The proposed $600 million acquisition of foodpanda Taiwan gives Grab entry into a structurally attractive on-demand market with meaningful food delivery scale and long-term optionality in adjacent verticals, Maybank Investment Bank said Tuesday.
The research house said in a note that Taiwan offers an attractive on-demand entry point for Grab as foodpanda Taiwan generated $1.8 billion in GMV in 2025 with only 10 percent user penetration, while the market remains largely a rational 2-player structure.
It noted foodpanda also brings meaningful scale, with 67 percent user reach and PandaPro subscribers accounting for one in three users and over half of GMV.
“A strong macro backdrop — 2025 gross domestic product (GDP) growth of 9 percent and an upgraded 2026 growth forecast of 7 percent — supports demand, while over time Taiwan’s app-based mobility and emerging AV/smart-mobility ecosystem could create additional optionality for Grab’s tech and operating stack,” it added.
In near term, Maybank opined that Grab’s earnings before interest, taxes, depreciation, and amortization (EBITDA) is likely to be diluted by front-loaded integration, migration and tech unification costs through 2026-27, although management still expects group deliveries margins to improve year on year and Taiwan to turn profitable by end-2027.

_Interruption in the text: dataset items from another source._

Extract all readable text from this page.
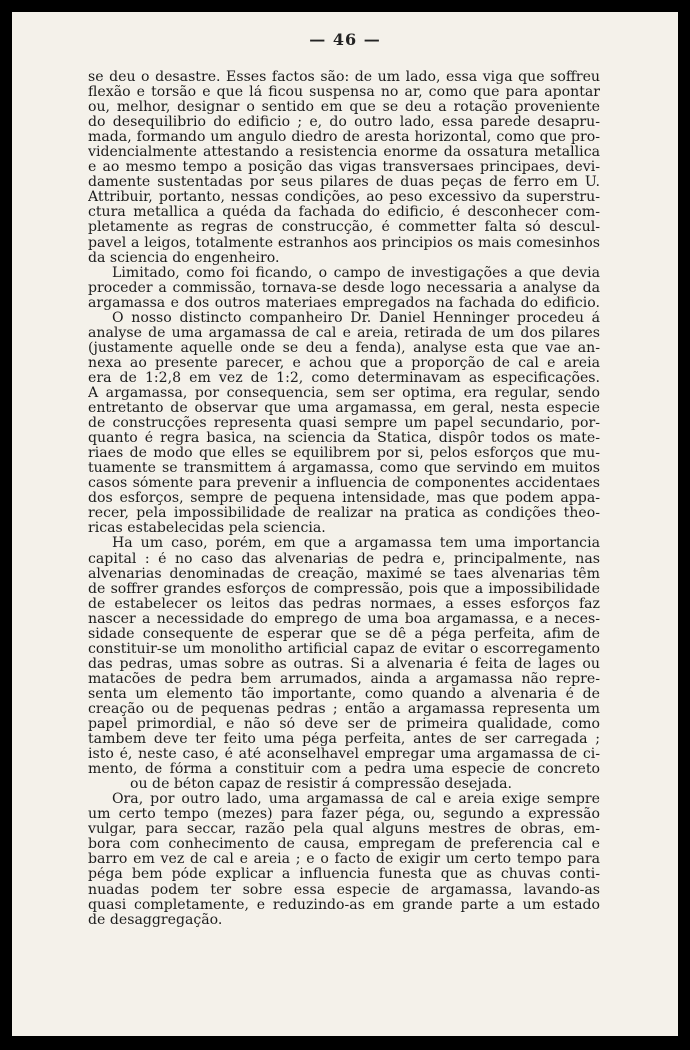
— 46 —
se deu o desastre. Esses factos são: de um lado, essa viga que soffreu
flexão e torsão e que lá ficou suspensa no ar, como que para apontar
ou, melhor, designar o sentido em que se deu a rotação proveniente
do desequilibrio do edificio ; e, do outro lado, essa parede desapru-
mada, formando um angulo diedro de aresta horizontal, como que pro-
videncialmente attestando a resistencia enorme da ossatura metallica
e ao mesmo tempo a posição das vigas transversaes principaes, devi-
damente sustentadas por seus pilares de duas peças de ferro em U.
Attribuir, portanto, nessas condições, ao peso excessivo da superstru-
ctura metallica a quéda da fachada do edificio, é desconhecer com-
pletamente as regras de construcção, é commetter falta só descul-
pavel a leigos, totalmente estranhos aos principios os mais comesinhos
da sciencia do engenheiro.
Limitado, como foi ficando, o campo de investigações a que devia
proceder a commissão, tornava-se desde logo necessaria a analyse da
argamassa e dos outros materiaes empregados na fachada do edificio.
O nosso distincto companheiro Dr. Daniel Henninger procedeu á
analyse de uma argamassa de cal e areia, retirada de um dos pilares
(justamente aquelle onde se deu a fenda), analyse esta que vae an-
nexa ao presente parecer, e achou que a proporção de cal e areia
era de 1:2,8 em vez de 1:2, como determinavam as especificações.
A argamassa, por consequencia, sem ser optima, era regular, sendo
entretanto de observar que uma argamassa, em geral, nesta especie
de construcções representa quasi sempre um papel secundario, por-
quanto é regra basica, na sciencia da Statica, dispôr todos os mate-
riaes de modo que elles se equilibrem por si, pelos esforços que mu-
tuamente se transmittem á argamassa, como que servindo em muitos
casos sómente para prevenir a influencia de componentes accidentaes
dos esforços, sempre de pequena intensidade, mas que podem appa-
recer, pela impossibilidade de realizar na pratica as condições theo-
ricas estabelecidas pela sciencia.
Ha um caso, porém, em que a argamassa tem uma importancia
capital : é no caso das alvenarias de pedra e, principalmente, nas
alvenarias denominadas de creação, maximé se taes alvenarias têm
de soffrer grandes esforços de compressão, pois que a impossibilidade
de estabelecer os leitos das pedras normaes, a esses esforços faz
nascer a necessidade do emprego de uma boa argamassa, e a neces-
sidade consequente de esperar que se dê a péga perfeita, afim de
constituir-se um monolitho artificial capaz de evitar o escorregamento
das pedras, umas sobre as outras. Si a alvenaria é feita de lages ou
matacões de pedra bem arrumados, ainda a argamassa não repre-
senta um elemento tão importante, como quando a alvenaria é de
creação ou de pequenas pedras ; então a argamassa representa um
papel primordial, e não só deve ser de primeira qualidade, como
tambem deve ter feito uma péga perfeita, antes de ser carregada ;
isto é, neste caso, é até aconselhavel empregar uma argamassa de ci-
mento, de fórma a constituir com a pedra uma especie de concreto
ou de béton capaz de resistir á compressão desejada.
Ora, por outro lado, uma argamassa de cal e areia exige sempre
um certo tempo (mezes) para fazer péga, ou, segundo a expressão
vulgar, para seccar, razão pela qual alguns mestres de obras, em-
bora com conhecimento de causa, empregam de preferencia cal e
barro em vez de cal e areia ; e o facto de exigir um certo tempo para
péga bem póde explicar a influencia funesta que as chuvas conti-
nuadas podem ter sobre essa especie de argamassa, lavando-as
quasi completamente, e reduzindo-as em grande parte a um estado
de desaggregação.
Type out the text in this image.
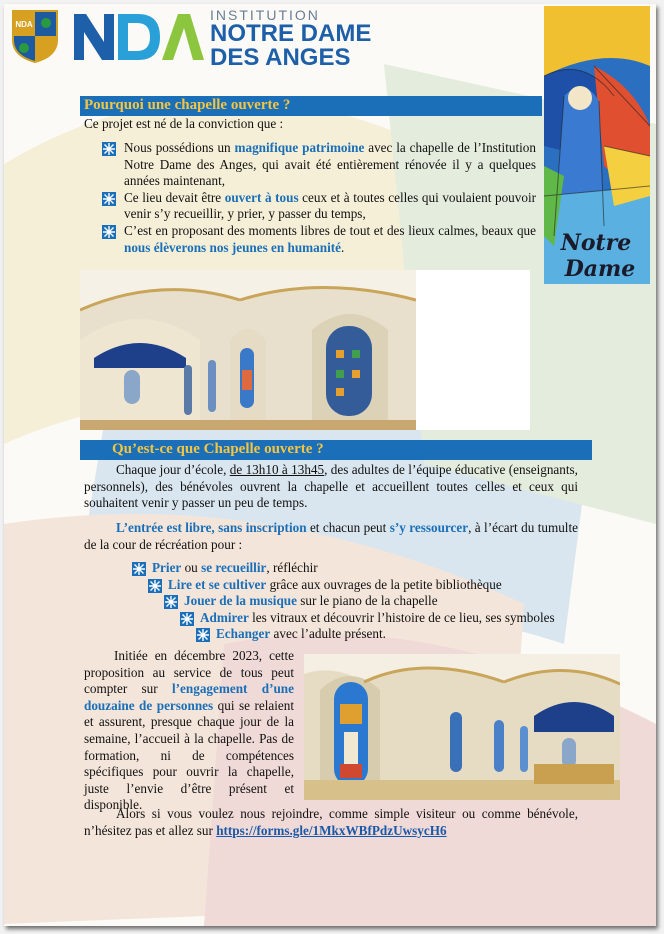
NDA
NDA
INSTITUTION
NOTRE DAME
DES ANGES
Notre
Dame
Pourquoi une chapelle ouverte ?
Ce projet est né de la conviction que :
Nous possédions un magnifique patrimoine avec la chapelle de l’Institution Notre Dame des Anges, qui avait été entièrement rénovée il y a quelques années maintenant,
Ce lieu devait être ouvert à tous ceux et à toutes celles qui voulaient pouvoir venir s’y recueillir, y prier, y passer du temps,
C’est en proposant des moments libres de tout et des lieux calmes, beaux que nous élèverons nos jeunes en humanité.
Qu’est-ce que Chapelle ouverte ?
Chaque jour d’école, de 13h10 à 13h45, des adultes de l’équipe éducative (enseignants, personnels), des bénévoles ouvrent la chapelle et accueillent toutes celles et ceux qui souhaitent venir y passer un peu de temps.
L’entrée est libre, sans inscription et chacun peut s’y ressourcer, à l’écart du tumulte de la cour de récréation pour :
Prier ou se recueillir, réfléchir
Lire et se cultiver grâce aux ouvrages de la petite bibliothèque
Jouer de la musique sur le piano de la chapelle
Admirer les vitraux et découvrir l’histoire de ce lieu, ses symboles
Echanger avec l’adulte présent.
Initiée en décembre 2023, cette proposition au service de tous peut compter sur l’engagement d’une douzaine de personnes qui se relaient et assurent, presque chaque jour de la semaine, l’accueil à la chapelle. Pas de formation, ni de compétences spécifiques pour ouvrir la chapelle, juste l’envie d’être présent et disponible.
Alors si vous voulez nous rejoindre, comme simple visiteur ou comme bénévole, n’hésitez pas et allez sur https://forms.gle/1MkxWBfPdzUwsycH6
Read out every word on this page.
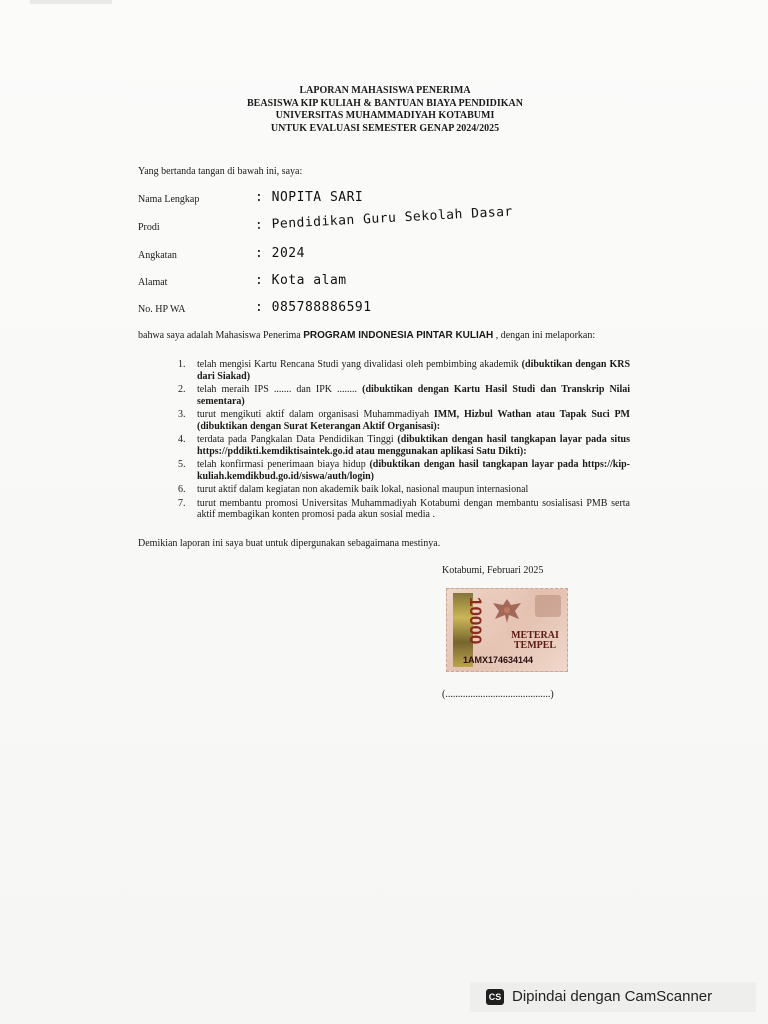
LAPORAN MAHASISWA PENERIMA
BEASISWA KIP KULIAH & BANTUAN BIAYA PENDIDIKAN
UNIVERSITAS MUHAMMADIYAH KOTABUMI
UNTUK EVALUASI SEMESTER GENAP 2024/2025
Yang bertanda tangan di bawah ini, saya:
Nama Lengkap	: NOPITA SARI
Prodi	: Pendidikan Guru Sekolah Dasar
Angkatan	: 2024
Alamat	: Kota alam
No. HP WA	: 085788886591
bahwa saya adalah Mahasiswa Penerima PROGRAM INDONESIA PINTAR KULIAH , dengan ini melaporkan:
1. telah mengisi Kartu Rencana Studi yang divalidasi oleh pembimbing akademik (dibuktikan dengan KRS dari Siakad)
2. telah meraih IPS ....... dan IPK ........ (dibuktikan dengan Kartu Hasil Studi dan Transkrip Nilai sementara)
3. turut mengikuti aktif dalam organisasi Muhammadiyah IMM, Hizbul Wathan atau Tapak Suci PM (dibuktikan dengan Surat Keterangan Aktif Organisasi):
4. terdata pada Pangkalan Data Pendidikan Tinggi (dibuktikan dengan hasil tangkapan layar pada situs https://pddikti.kemdiktisaintek.go.id atau menggunakan aplikasi Satu Dikti):
5. telah konfirmasi penerimaan biaya hidup (dibuktikan dengan hasil tangkapan layar pada https://kip-kuliah.kemdikbud.go.id/siswa/auth/login)
6. turut aktif dalam kegiatan non akademik baik lokal, nasional maupun internasional
7. turut membantu promosi Universitas Muhammadiyah Kotabumi dengan membantu sosialisasi PMB serta aktif membagikan konten promosi pada akun sosial media .
Demikian laporan ini saya buat untuk dipergunakan sebagaimana mestinya.
Kotabumi, Februari 2025
10000	METERAI
TEMPEL
1AMX174634144
(..........................................)
CS Dipindai dengan CamScanner
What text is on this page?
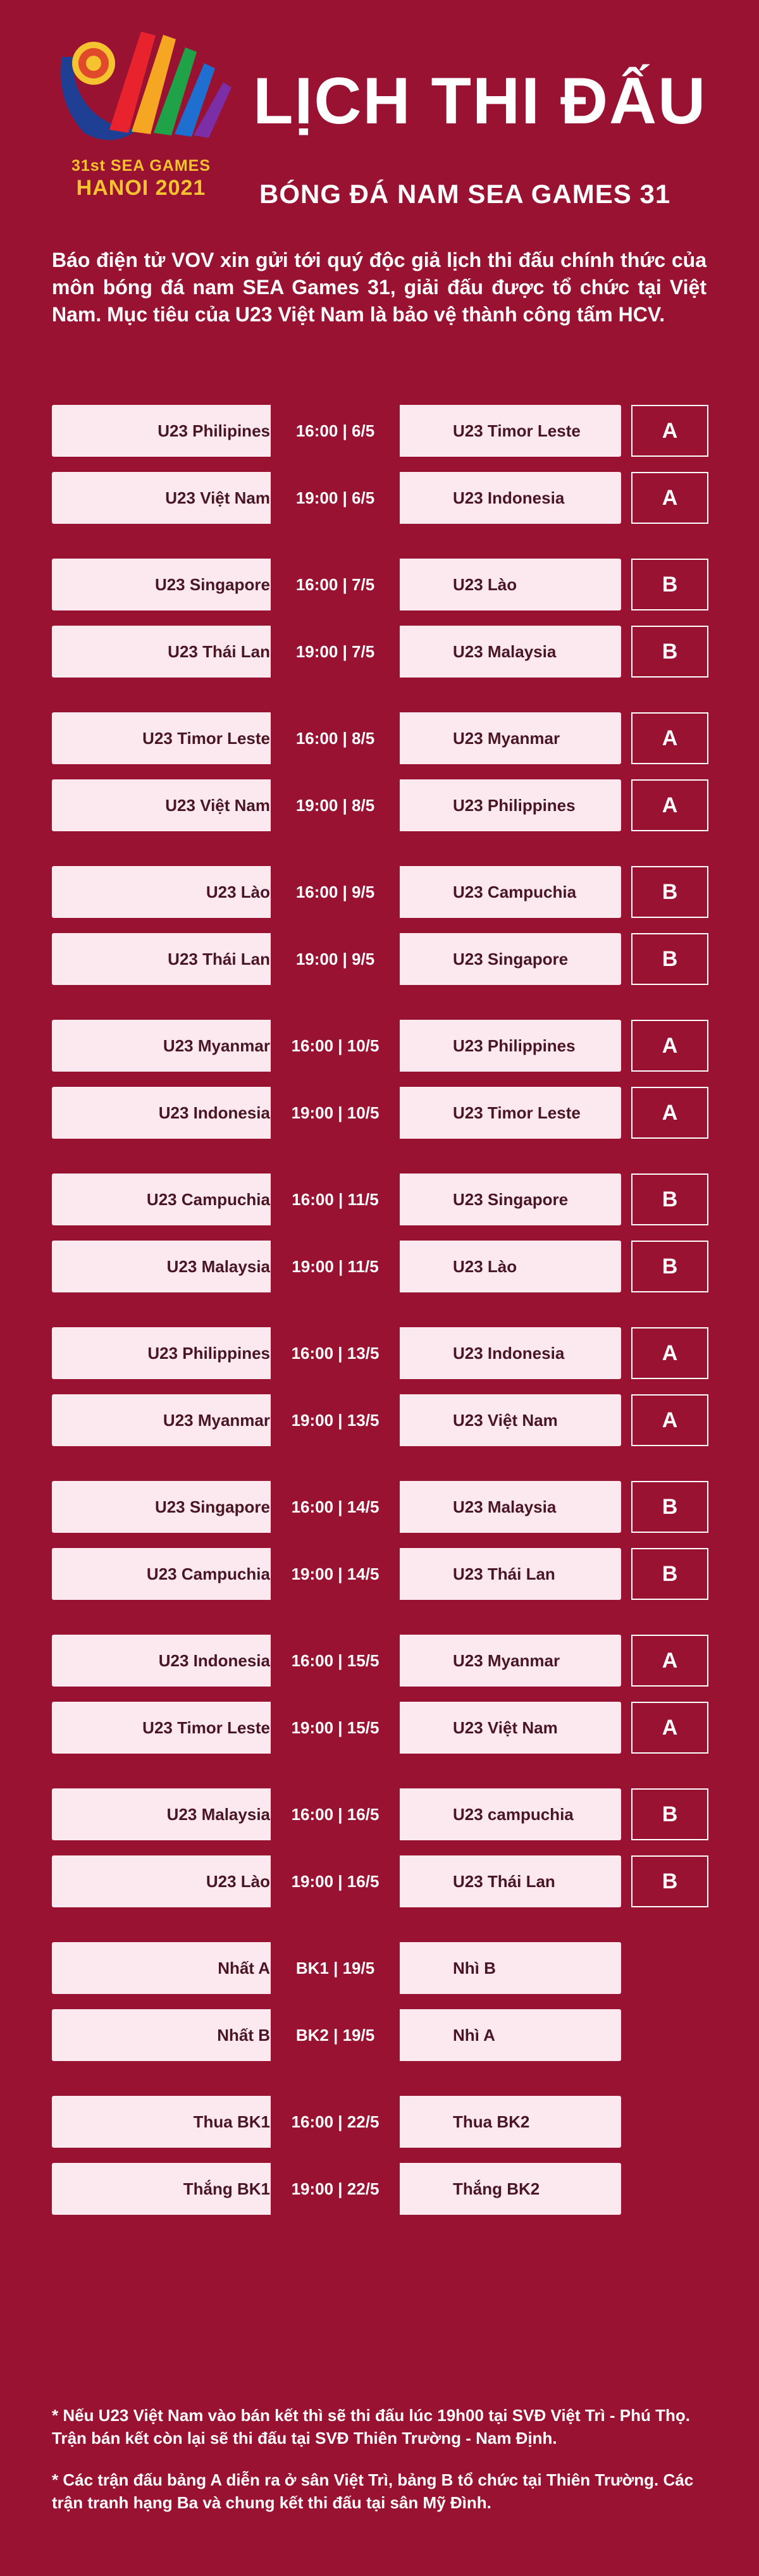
31st SEA GAMES
HANOI 2021
LỊCH THI ĐẤU
BÓNG ĐÁ NAM SEA GAMES 31
Báo điện tử VOV xin gửi tới quý độc giả lịch thi đấu chính thức của môn bóng đá nam SEA Games 31, giải đấu được tổ chức tại Việt Nam. Mục tiêu của U23 Việt Nam là bảo vệ thành công tấm HCV.
U23 Philipines	16:00 | 6/5	U23 Timor Leste	A
U23 Việt Nam	19:00 | 6/5	U23 Indonesia	A
U23 Singapore	16:00 | 7/5	U23 Lào	B
U23 Thái Lan	19:00 | 7/5	U23 Malaysia	B
U23 Timor Leste	16:00 | 8/5	U23 Myanmar	A
U23 Việt Nam	19:00 | 8/5	U23 Philippines	A
U23 Lào	16:00 | 9/5	U23 Campuchia	B
U23 Thái Lan	19:00 | 9/5	U23 Singapore	B
U23 Myanmar	16:00 | 10/5	U23 Philippines	A
U23 Indonesia	19:00 | 10/5	U23 Timor Leste	A
U23 Campuchia	16:00 | 11/5	U23 Singapore	B
U23 Malaysia	19:00 | 11/5	U23 Lào	B
U23 Philippines	16:00 | 13/5	U23 Indonesia	A
U23 Myanmar	19:00 | 13/5	U23 Việt Nam	A
U23 Singapore	16:00 | 14/5	U23 Malaysia	B
U23 Campuchia	19:00 | 14/5	U23 Thái Lan	B
U23 Indonesia	16:00 | 15/5	U23 Myanmar	A
U23 Timor Leste	19:00 | 15/5	U23 Việt Nam	A
U23 Malaysia	16:00 | 16/5	U23 campuchia	B
U23 Lào	19:00 | 16/5	U23 Thái Lan	B
Nhất A	BK1 | 19/5	Nhì B
Nhất B	BK2 | 19/5	Nhì A
Thua BK1	16:00 | 22/5	Thua BK2
Thắng BK1	19:00 | 22/5	Thắng BK2

* Nếu U23 Việt Nam vào bán kết thì sẽ thi đấu lúc 19h00 tại SVĐ Việt Trì - Phú Thọ. Trận bán kết còn lại sẽ thi đấu tại SVĐ Thiên Trường - Nam Định.

* Các trận đấu bảng A diễn ra ở sân Việt Trì, bảng B tổ chức tại Thiên Trường. Các trận tranh hạng Ba và chung kết thi đấu tại sân Mỹ Đình.
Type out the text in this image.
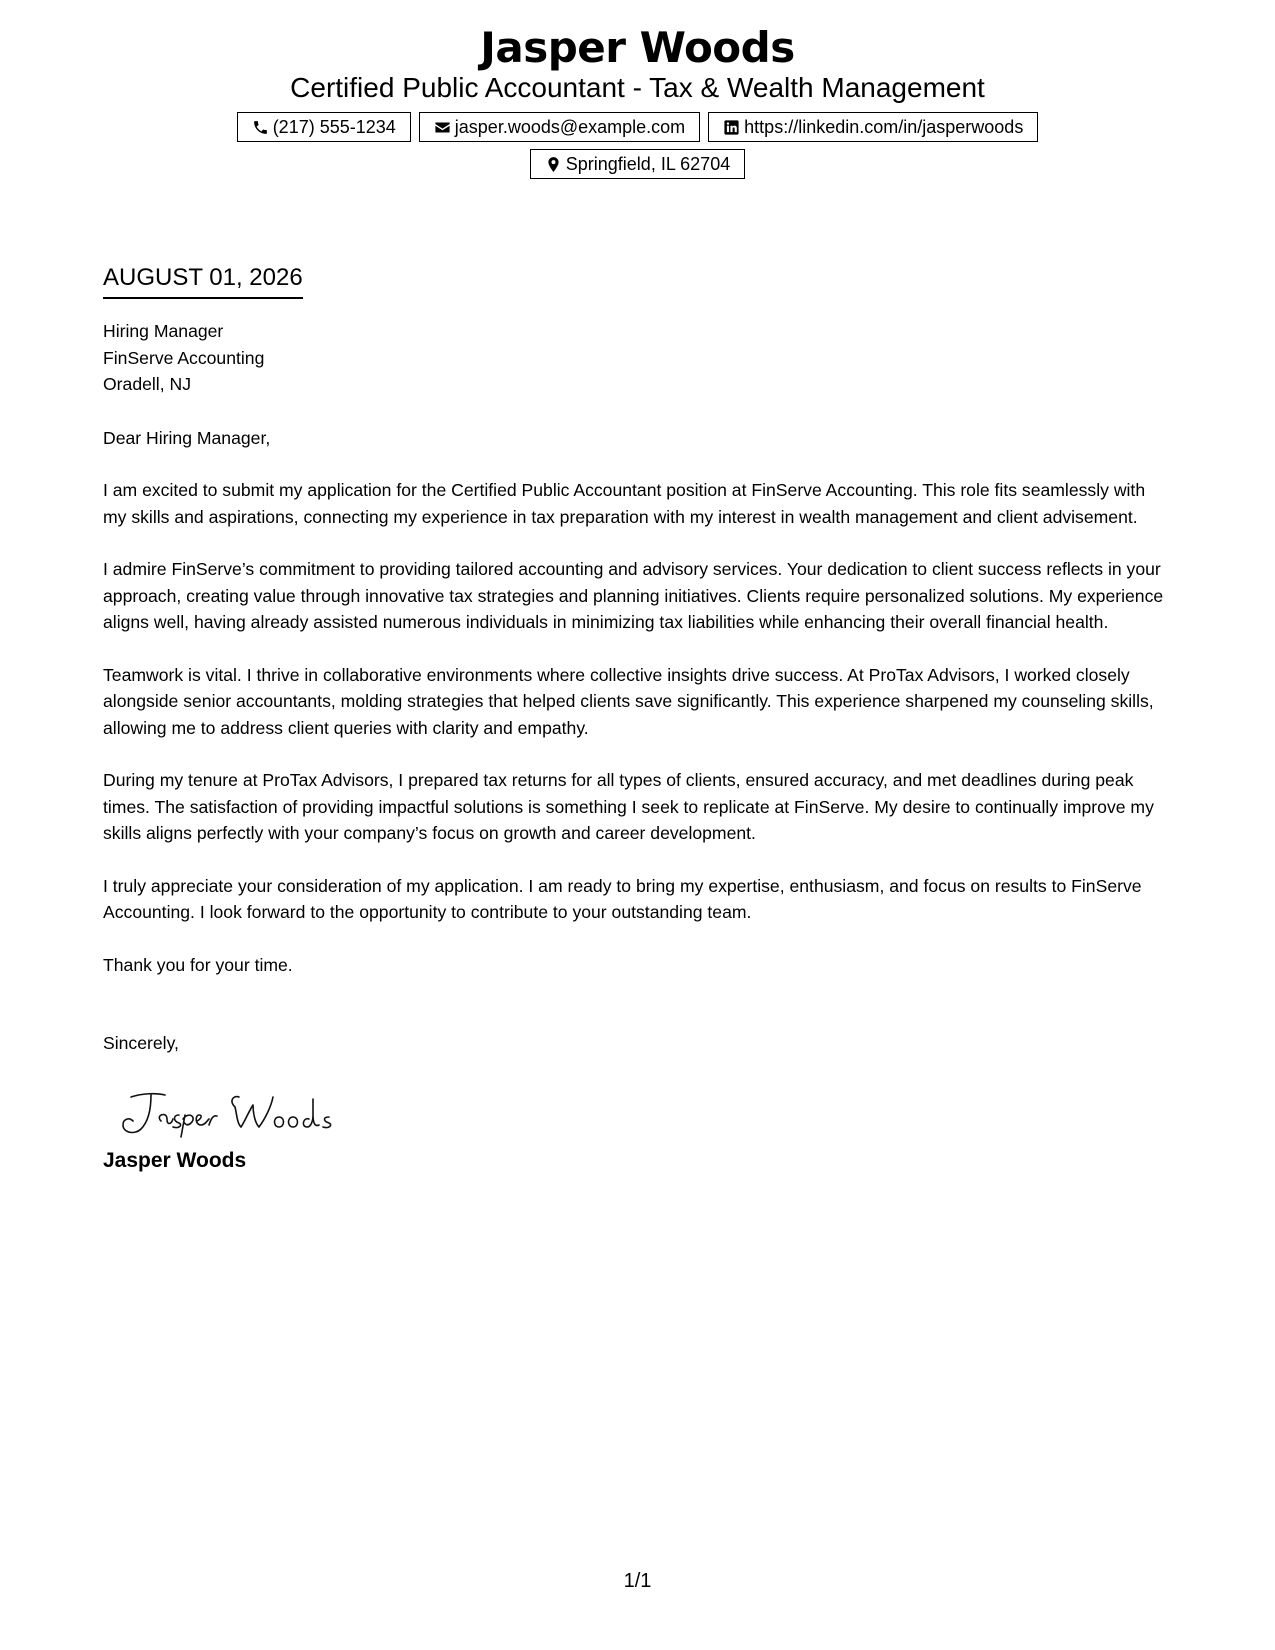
Jasper Woods
Certified Public Accountant - Tax & Wealth Management
(217) 555-1234	jasper.woods@example.com	https://linkedin.com/in/jasperwoods
Springfield, IL 62704
AUGUST 01, 2026
Hiring Manager
FinServe Accounting
Oradell, NJ
Dear Hiring Manager,

I am excited to submit my application for the Certified Public Accountant position at FinServe Accounting. This role fits seamlessly with my skills and aspirations, connecting my experience in tax preparation with my interest in wealth management and client advisement.

I admire FinServe’s commitment to providing tailored accounting and advisory services. Your dedication to client success reflects in your approach, creating value through innovative tax strategies and planning initiatives. Clients require personalized solutions. My experience aligns well, having already assisted numerous individuals in minimizing tax liabilities while enhancing their overall financial health.

Teamwork is vital. I thrive in collaborative environments where collective insights drive success. At ProTax Advisors, I worked closely alongside senior accountants, molding strategies that helped clients save significantly. This experience sharpened my counseling skills, allowing me to address client queries with clarity and empathy.

During my tenure at ProTax Advisors, I prepared tax returns for all types of clients, ensured accuracy, and met deadlines during peak times. The satisfaction of providing impactful solutions is something I seek to replicate at FinServe. My desire to continually improve my skills aligns perfectly with your company’s focus on growth and career development.

I truly appreciate your consideration of my application. I am ready to bring my expertise, enthusiasm, and focus on results to FinServe Accounting. I look forward to the opportunity to contribute to your outstanding team.

Thank you for your time.

Sincerely,
Jasper Woods
1/1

Longer term, it said Grab is guiding for at least $60 million of incremental adjusted EBITDA by 2028, with potential for Taiwan to move towards a 4 percent+ deliveries margin thereafter.
“On that basis, the deal implies roughly 10 times FY28 enterprise value (EV)/EBITDA, versus Grab’s own about seven times of trading multiple — not optically cheap, but reasonable if execution unlocks growth, density and cross-market synergies,” said Maybank.
According to the research house, management said higher oil prices mainly pressure driver earnings and supply, and Grab is offsetting this near term with targeted driver incentives and fuel support, while keeping fares stable to protect demand.
If elevated fuel costs persist, management may gradually pass some of the burden to consumers without undermining volume, and has reiterated 2026 EBITDA guidance.
“Our view is that within the mobility segment, fuel cost is around 20 percent to 40 percent of driver income, and as such higher fuel costs, if 50 percent absorbed by Grab, may negatively impact group 2026 adjusted EBITDA by about 17 percent, while a prolonged oil shock could also create demand risk,” said Maybank.
Factoring in the transaction, the research house raised Grab’s food delivery gross merchandise value (GMV) estimates by 4 percent to 10 percent for FY26-28, while tweaking earnings forecasts by about 7 percent to 2 percent to reflect both integration costs and longer-term EBITDA upside.
“We also raise Grab’s target price to $6.48. With Grab down about 29 percent year to date, we see the recent sell-off as creating a more attractive entry point,” it said.
It forecasts Grab’s 2024 to 2027 estimated on-demand GMV compound annual growth rate (CAGR) of 18 percent and adjusted EBITDA CAGR of 50 percent.
“We expect its take-rates to remain relatively stable. We forecast free cash flow (ex working capital changes) of $440 million in FY25,” it added.
According to Maybank, structural growth drivers are in place in an underpenetrated ASEAN market, and Grab has leadership position in all the markets it operates in and enjoys structural scale advantage.
“We see mild growth headwinds and monetization pausing owing to: take-rates are already in line-high vs global peers; rising cost/inflation pressures weighing on consumers’ discretionary spending and driver-partners’ take home earnings are non-competitive,” it said.
Maybank, however also sees risk of a slight flare-up in competitive intensity with a better capitalized Gojek and XanhSM’s entry into multiple markets.